The letter links to a research paper - which is well worth reading - on the future of AI and its potential benefits and calls for more research in the identified areas.
It also calls for law and ethics research into:
- Libability and law for autonomous machines - if self-driving cars are involved in fatal crashes, who is liable?
- Machine ethics: "How should an autonomous vehicle trade off, say, a small probability of injury to a human against the near-certainty of a large material cost?" - ie, should your robot car kill you to save two others?

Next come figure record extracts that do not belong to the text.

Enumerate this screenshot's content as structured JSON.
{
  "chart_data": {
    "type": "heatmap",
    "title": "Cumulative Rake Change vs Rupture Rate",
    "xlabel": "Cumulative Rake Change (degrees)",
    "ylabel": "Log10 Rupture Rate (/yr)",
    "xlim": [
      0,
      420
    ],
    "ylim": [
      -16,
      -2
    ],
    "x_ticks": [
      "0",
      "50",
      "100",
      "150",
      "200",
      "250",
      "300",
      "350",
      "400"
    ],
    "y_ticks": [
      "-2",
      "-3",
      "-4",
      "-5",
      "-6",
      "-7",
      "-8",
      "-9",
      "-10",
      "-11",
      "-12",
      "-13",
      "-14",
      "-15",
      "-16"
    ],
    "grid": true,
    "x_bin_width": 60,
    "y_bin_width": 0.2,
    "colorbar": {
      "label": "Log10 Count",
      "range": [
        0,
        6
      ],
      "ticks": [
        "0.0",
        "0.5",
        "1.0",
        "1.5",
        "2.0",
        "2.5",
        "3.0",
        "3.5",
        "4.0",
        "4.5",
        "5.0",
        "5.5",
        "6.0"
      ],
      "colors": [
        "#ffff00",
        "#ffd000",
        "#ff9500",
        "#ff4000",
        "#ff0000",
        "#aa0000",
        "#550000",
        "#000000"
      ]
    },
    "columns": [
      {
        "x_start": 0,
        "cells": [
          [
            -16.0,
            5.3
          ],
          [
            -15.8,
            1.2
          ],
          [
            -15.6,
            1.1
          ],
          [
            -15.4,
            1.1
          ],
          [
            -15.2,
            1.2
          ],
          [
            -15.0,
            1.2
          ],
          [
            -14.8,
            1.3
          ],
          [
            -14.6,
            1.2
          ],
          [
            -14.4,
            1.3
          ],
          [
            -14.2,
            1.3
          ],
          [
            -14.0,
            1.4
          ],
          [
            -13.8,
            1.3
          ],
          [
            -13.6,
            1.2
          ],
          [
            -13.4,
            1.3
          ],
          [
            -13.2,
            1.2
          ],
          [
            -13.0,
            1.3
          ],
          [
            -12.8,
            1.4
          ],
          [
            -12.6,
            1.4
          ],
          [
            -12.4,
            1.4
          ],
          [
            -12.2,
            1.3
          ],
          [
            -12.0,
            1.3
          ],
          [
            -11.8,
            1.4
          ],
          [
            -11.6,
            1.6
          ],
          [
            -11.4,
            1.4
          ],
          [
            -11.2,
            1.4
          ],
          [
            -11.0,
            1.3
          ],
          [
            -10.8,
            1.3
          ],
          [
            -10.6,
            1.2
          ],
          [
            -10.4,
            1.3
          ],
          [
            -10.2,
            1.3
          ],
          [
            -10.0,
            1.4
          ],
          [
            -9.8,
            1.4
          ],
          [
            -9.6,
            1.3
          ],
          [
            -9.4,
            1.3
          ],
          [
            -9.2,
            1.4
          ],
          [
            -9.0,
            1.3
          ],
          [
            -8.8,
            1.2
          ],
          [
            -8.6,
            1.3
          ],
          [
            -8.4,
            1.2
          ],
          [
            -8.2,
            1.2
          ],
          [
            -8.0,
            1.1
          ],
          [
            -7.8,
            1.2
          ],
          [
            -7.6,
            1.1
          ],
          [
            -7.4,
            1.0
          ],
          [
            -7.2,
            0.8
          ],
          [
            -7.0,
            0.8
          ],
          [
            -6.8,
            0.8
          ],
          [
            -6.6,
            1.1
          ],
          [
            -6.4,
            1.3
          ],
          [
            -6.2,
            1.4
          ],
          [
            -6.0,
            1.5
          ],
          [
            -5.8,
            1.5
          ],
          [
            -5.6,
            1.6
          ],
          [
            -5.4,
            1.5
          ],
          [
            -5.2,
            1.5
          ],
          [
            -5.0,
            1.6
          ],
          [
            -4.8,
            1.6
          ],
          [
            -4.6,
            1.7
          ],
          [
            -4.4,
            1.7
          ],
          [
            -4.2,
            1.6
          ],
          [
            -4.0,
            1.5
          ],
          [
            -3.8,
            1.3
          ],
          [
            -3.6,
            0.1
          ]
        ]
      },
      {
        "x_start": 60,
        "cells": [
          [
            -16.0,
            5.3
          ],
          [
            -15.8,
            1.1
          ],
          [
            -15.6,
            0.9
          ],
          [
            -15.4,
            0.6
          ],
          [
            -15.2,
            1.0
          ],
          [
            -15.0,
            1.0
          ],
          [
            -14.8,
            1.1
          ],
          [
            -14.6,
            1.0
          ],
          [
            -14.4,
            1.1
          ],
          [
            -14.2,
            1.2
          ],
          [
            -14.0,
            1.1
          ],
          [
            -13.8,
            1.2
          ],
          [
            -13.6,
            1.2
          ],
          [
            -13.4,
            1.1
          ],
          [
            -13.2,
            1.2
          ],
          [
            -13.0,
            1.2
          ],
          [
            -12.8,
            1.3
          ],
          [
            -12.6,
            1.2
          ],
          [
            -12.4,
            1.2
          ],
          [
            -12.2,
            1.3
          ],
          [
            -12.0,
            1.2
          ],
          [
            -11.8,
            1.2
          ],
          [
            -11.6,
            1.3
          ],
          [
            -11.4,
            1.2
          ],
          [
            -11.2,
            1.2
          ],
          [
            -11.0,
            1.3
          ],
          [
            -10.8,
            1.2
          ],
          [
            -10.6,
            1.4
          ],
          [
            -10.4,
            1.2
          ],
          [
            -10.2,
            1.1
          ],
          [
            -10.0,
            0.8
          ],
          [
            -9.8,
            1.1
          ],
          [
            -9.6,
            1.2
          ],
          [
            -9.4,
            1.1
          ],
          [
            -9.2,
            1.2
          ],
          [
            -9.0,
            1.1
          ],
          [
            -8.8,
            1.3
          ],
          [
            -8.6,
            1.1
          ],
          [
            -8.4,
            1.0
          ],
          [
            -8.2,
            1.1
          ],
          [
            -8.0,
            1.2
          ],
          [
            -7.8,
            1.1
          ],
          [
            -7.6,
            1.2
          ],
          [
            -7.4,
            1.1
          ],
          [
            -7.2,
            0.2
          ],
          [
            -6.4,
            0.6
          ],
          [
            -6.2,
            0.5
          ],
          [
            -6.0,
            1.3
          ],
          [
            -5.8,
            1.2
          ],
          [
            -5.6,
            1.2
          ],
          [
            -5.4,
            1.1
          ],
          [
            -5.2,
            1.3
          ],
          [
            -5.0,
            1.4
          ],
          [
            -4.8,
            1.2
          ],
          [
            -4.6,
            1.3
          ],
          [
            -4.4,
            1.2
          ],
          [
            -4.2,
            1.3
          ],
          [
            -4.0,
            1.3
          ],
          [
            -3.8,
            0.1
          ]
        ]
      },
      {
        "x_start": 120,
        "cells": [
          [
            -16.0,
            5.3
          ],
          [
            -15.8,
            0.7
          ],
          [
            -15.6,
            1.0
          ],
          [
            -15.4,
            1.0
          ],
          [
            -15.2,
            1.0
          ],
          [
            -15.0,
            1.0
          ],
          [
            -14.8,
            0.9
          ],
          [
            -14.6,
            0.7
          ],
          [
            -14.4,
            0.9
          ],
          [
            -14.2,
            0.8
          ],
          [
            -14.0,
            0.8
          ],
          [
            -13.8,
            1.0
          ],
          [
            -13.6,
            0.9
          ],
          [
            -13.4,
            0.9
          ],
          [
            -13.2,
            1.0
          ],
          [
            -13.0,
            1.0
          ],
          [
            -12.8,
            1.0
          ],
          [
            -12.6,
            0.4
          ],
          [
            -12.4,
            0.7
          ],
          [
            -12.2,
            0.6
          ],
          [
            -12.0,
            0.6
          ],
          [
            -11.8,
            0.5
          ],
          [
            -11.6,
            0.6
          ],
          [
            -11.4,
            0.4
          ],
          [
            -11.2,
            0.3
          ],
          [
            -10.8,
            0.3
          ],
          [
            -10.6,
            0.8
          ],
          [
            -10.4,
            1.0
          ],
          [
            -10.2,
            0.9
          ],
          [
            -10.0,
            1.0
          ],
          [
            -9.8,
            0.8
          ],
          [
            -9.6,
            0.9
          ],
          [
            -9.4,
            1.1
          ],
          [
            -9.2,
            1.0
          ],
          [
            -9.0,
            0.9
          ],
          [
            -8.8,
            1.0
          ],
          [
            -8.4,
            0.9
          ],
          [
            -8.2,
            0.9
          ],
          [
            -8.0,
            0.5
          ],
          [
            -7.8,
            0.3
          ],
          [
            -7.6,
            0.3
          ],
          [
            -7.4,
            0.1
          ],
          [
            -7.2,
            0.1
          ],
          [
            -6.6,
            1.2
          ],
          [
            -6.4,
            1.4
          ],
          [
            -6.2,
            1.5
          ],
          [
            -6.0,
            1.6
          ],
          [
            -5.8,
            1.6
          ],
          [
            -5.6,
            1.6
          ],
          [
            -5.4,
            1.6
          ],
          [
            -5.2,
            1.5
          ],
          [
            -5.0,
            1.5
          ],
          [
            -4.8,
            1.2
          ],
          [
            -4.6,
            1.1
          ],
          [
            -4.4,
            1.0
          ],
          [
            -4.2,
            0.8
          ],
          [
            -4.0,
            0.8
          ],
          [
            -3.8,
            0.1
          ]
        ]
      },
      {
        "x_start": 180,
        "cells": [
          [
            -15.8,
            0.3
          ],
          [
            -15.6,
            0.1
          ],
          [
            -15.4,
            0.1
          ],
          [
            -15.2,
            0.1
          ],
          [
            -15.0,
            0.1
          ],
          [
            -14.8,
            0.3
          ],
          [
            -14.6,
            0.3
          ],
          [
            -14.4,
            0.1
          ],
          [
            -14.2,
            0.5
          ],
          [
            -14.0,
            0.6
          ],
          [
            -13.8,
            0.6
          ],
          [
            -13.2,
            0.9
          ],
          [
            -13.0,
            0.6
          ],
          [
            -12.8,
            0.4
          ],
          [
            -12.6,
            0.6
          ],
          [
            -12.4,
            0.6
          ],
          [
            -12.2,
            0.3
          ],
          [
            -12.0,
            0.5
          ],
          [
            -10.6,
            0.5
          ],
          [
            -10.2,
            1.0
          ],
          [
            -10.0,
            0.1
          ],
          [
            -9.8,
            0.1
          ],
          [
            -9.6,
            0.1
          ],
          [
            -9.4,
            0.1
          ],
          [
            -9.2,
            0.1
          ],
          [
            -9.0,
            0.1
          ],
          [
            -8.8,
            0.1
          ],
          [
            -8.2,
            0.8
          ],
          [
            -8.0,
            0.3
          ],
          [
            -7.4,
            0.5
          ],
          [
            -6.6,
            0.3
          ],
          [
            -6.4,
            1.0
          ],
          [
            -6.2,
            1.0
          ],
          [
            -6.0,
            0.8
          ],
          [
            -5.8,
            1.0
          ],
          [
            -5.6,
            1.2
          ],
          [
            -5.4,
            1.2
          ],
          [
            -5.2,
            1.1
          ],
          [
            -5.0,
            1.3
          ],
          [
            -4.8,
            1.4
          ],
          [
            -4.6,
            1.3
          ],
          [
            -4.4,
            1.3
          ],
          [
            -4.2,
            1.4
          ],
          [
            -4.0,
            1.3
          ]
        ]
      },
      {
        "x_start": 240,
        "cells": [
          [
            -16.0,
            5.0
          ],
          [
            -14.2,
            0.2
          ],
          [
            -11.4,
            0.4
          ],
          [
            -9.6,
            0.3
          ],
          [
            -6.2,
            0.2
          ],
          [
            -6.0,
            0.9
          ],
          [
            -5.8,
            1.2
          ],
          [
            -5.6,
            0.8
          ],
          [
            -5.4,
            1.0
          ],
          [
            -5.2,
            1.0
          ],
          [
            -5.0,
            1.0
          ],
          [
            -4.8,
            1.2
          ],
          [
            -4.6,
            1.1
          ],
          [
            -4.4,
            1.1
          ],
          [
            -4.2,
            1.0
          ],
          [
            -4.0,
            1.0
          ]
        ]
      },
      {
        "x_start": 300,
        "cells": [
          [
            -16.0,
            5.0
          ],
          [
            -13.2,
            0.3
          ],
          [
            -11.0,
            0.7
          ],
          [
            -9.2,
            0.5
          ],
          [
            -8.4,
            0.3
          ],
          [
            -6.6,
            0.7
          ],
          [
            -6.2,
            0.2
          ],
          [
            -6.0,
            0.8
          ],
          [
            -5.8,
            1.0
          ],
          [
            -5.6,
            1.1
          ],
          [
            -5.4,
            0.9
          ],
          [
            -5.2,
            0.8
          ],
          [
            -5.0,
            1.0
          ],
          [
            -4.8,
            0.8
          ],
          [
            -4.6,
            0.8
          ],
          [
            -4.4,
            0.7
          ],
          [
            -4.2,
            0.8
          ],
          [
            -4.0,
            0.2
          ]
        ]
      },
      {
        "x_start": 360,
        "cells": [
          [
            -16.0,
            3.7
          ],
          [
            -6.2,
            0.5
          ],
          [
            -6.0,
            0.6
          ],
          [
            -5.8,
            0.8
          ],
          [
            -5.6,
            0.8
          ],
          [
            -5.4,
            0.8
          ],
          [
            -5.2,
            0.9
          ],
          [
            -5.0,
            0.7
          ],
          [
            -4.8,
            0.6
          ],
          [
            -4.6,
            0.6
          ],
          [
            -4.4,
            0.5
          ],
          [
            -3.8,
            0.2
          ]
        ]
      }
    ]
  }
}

- Autonomous weapons: should deadly robots be made to comply with the Geneva Convention, et al?
- Privacy
- Professional ethics
And it concludes with this chilling quote from Stanford's One Hundred Year Study Of AI:
"We could one day lose control of AI systems via the rise of superintelligences that do not act in accordance with human wishes – and that such powerful systems would threaten humanity. Are such dystopic outcomes possible? If so, how might these situations arise? ...What kind of investments in research should be made to better understand and to address the possibility of the rise of a dangerous superintelligence or the occurrence of an “intelligence explosion”?"
Fortunately AI hasn't quite got to that point yet - and the potential benefits to humanity remain enormous. But perhaps more importantly, if the development of the tech itself is possible, the money involved means it is now also pretty much inevitable. The warning is simply to try and make sure that when it does, it happens in the right way.